Estant arrivées de Mascon à Lyon par la rivière de Saone, Madame d'Halincourt leur fondatrice, accompagnée des principales Dames de la ville et de la campagne, les alla prendre dans son carosse, à la sortie du bateau, et les mena dans un logis de M. le Gouverneur son mary, joignant l'Abbaye d'Esnay, où elles demeurerent quelques semaines, en attendant que la maison qu'on leur préparoit fust accomodée. La Mere eut une extrême consolation d'estre logée si proche d'une ancienne Eglise, arrosée du sang de plusieurs martyrs : elle y pouvoit entrer à toute heure sans passer par la rue, et elle y receut beaucoup de graces. Elle visitoit souvent dans une des chapelles de cette Eglise, le tombeau de sainte Blandine, l'une des plus illustres martyres de cette grande ville, pour qui elle avoit toujours eu une particulière devotion.
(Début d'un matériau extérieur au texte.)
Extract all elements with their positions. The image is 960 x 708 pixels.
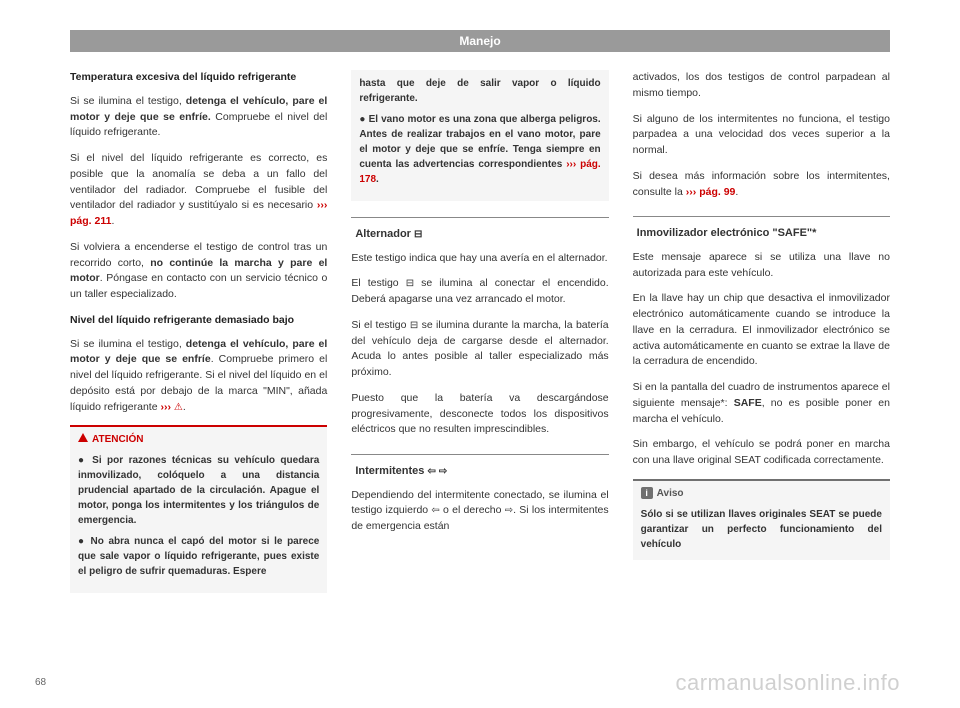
text: El testigo — [351, 277, 405, 289]
battery-icon: ⊟ — [410, 318, 418, 333]
para-4: Si se ilumina el testigo, detenga el veh… — [70, 337, 327, 416]
heading-nivel-bajo: Nivel del líquido refrigerante demasiado… — [70, 313, 327, 329]
aviso-label: Aviso — [657, 488, 684, 499]
para-2: Si el nivel del líquido refrigerante es … — [70, 151, 327, 230]
text: Si el testigo — [351, 319, 410, 331]
text-bold: SAFE — [734, 397, 762, 409]
text: Si desea más información sobre los inter… — [633, 170, 890, 198]
text: . Póngase en contacto con un servicio té… — [70, 272, 327, 300]
para-16: Sin embargo, el vehículo se podrá poner … — [633, 437, 890, 469]
para-11: Si alguno de los intermitentes no funcio… — [633, 112, 890, 159]
content-columns: Temperatura excesiva del líquido refrige… — [70, 70, 890, 593]
page-number: 68 — [35, 677, 46, 688]
atencion-box: ATENCIÓN ● Si por razones técnicas su ve… — [70, 425, 327, 593]
text: El vano motor es una zona que alberga pe… — [359, 114, 600, 170]
para-13: Este mensaje aparece si se utiliza una l… — [633, 250, 890, 282]
text: . — [376, 174, 379, 185]
divider — [351, 217, 608, 218]
text: Si por razones técnicas su vehículo qued… — [78, 455, 319, 526]
para-14: En la llave hay un chip que desactiva el… — [633, 291, 890, 370]
aviso-para: Sólo si se utilizan llaves originales SE… — [641, 507, 882, 552]
section-intermitentes: Intermitentes ⇦ ⇨ — [351, 463, 608, 480]
battery-icon: ⊟ — [414, 227, 422, 242]
page-ref: ››› — [160, 401, 171, 413]
arrow-right-icon: ⇨ — [505, 503, 513, 518]
bullet-icon: ● — [78, 536, 91, 547]
atencion-label: ATENCIÓN — [92, 434, 143, 445]
column-1: Temperatura excesiva del líquido refrige… — [70, 70, 327, 593]
text: . — [183, 401, 186, 413]
text: Si se ilumina el testigo, — [70, 95, 186, 107]
para-15: Si en la pantalla del cuadro de instrume… — [633, 380, 890, 427]
para-3: Si volviera a encenderse el testigo de c… — [70, 240, 327, 303]
text: Si se ilumina el testigo, — [70, 338, 186, 350]
page-header: Manejo — [70, 30, 890, 52]
para-6: El testigo ⊟ se ilumina al conectar el e… — [351, 276, 608, 308]
watermark: carmanualsonline.info — [675, 670, 900, 696]
info-icon: i — [641, 487, 653, 499]
atencion-para-3: hasta que deje de salir vapor o líquido … — [359, 76, 600, 106]
heading-temp-excesiva: Temperatura excesiva del líquido refrige… — [70, 70, 327, 86]
section-inmovilizador: Inmovilizador electrónico "SAFE"* — [633, 225, 890, 242]
warning-triangle-icon — [78, 433, 88, 442]
atencion-para-1: ● Si por razones técnicas su vehículo qu… — [78, 453, 319, 528]
para-10: activados, los dos testigos de control p… — [633, 70, 890, 102]
atencion-title: ATENCIÓN — [78, 427, 319, 453]
manual-page: Manejo Temperatura excesiva del líquido … — [0, 0, 960, 613]
page-ref: ››› pág. 99 — [686, 186, 736, 198]
divider — [633, 216, 890, 217]
para-9: Dependiendo del intermitente conectado, … — [351, 488, 608, 535]
text: Si el nivel del líquido refrigerante es … — [70, 152, 327, 211]
arrow-left-icon: ⇦ — [427, 464, 435, 479]
column-2: hasta que deje de salir vapor o líquido … — [351, 70, 608, 593]
atencion-para-2: ● No abra nunca el capó del motor si le … — [78, 534, 319, 579]
divider — [351, 454, 608, 455]
atencion-para-4: ● El vano motor es una zona que alberga … — [359, 112, 600, 187]
text: . — [735, 186, 738, 198]
para-8: Puesto que la batería va descargándose p… — [351, 391, 608, 438]
text: o el derecho — [440, 504, 505, 516]
para-1: Si se ilumina el testigo, detenga el veh… — [70, 94, 327, 141]
bullet-icon: ● — [78, 455, 92, 466]
text: No abra nunca el capó del motor si le pa… — [78, 536, 319, 577]
text: . — [111, 215, 114, 227]
label-text: Intermitentes — [355, 465, 427, 477]
para-12: Si desea más información sobre los inter… — [633, 169, 890, 201]
para-7: Si el testigo ⊟ se ilumina durante la ma… — [351, 318, 608, 381]
battery-icon: ⊟ — [406, 276, 414, 291]
arrow-right-icon: ⇨ — [439, 464, 447, 479]
label-text: Alternador — [355, 228, 414, 240]
column-3: activados, los dos testigos de control p… — [633, 70, 890, 593]
warning-icon: ⚠ — [174, 400, 183, 415]
aviso-box: i Aviso Sólo si se utilizan llaves origin… — [633, 479, 890, 560]
para-5: Este testigo indica que hay una avería e… — [351, 251, 608, 267]
arrow-left-icon: ⇦ — [431, 503, 439, 518]
atencion-box-cont: hasta que deje de salir vapor o líquido … — [351, 70, 608, 201]
aviso-title: i Aviso — [641, 481, 882, 507]
section-alternador: Alternador ⊟ — [351, 226, 608, 243]
bullet-icon: ● — [359, 114, 368, 125]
La Sainte la recompensa d'une marque singulière de sa bienveillance; car un jour auquel la Mere la la prioit avec grande ferveur, elle appuya sa teste sur son tombeau, et cette Sainte s'apparut à elle, luy parla assez longtemps, lui fit connoistre une partie des tourmens qu'elle avoit souffers pour IESUS-CHRIST, et luy dit, qu'elle-mesme souffriroit beaucoup pour ce divin Sauveur. Elle demeura dans un si grand ressentiment de la faveur qu'elle avoit receue de cette Sainte, qu'elle en voulut avoir l'image dans sa cellule, et l'a gardée jusqu'à la mort.

Quand la maison des Carmelites fut en estat, Madame d'Halincourt les y mena; et cette digne fondatrice pourveut avec tant d'affection et de ferveur à leurs besoins, qu'elle ne mettoit point de borne à ses liberalitez. Elle fit accommoder la petite église qui devoit servir jusqu'à ce que l'on en eust basti une plus grande; ce qui depuis a esté executé par le Mareschal de Villeroy son fils, avec beaucoup de magnificence, et elle y donna de riches ornemens, sçachant qu'un des meilleurs usages que l'on puisse faire des biens de la terre, c'est de les employer à la decoration des temples consacrez à Dieu.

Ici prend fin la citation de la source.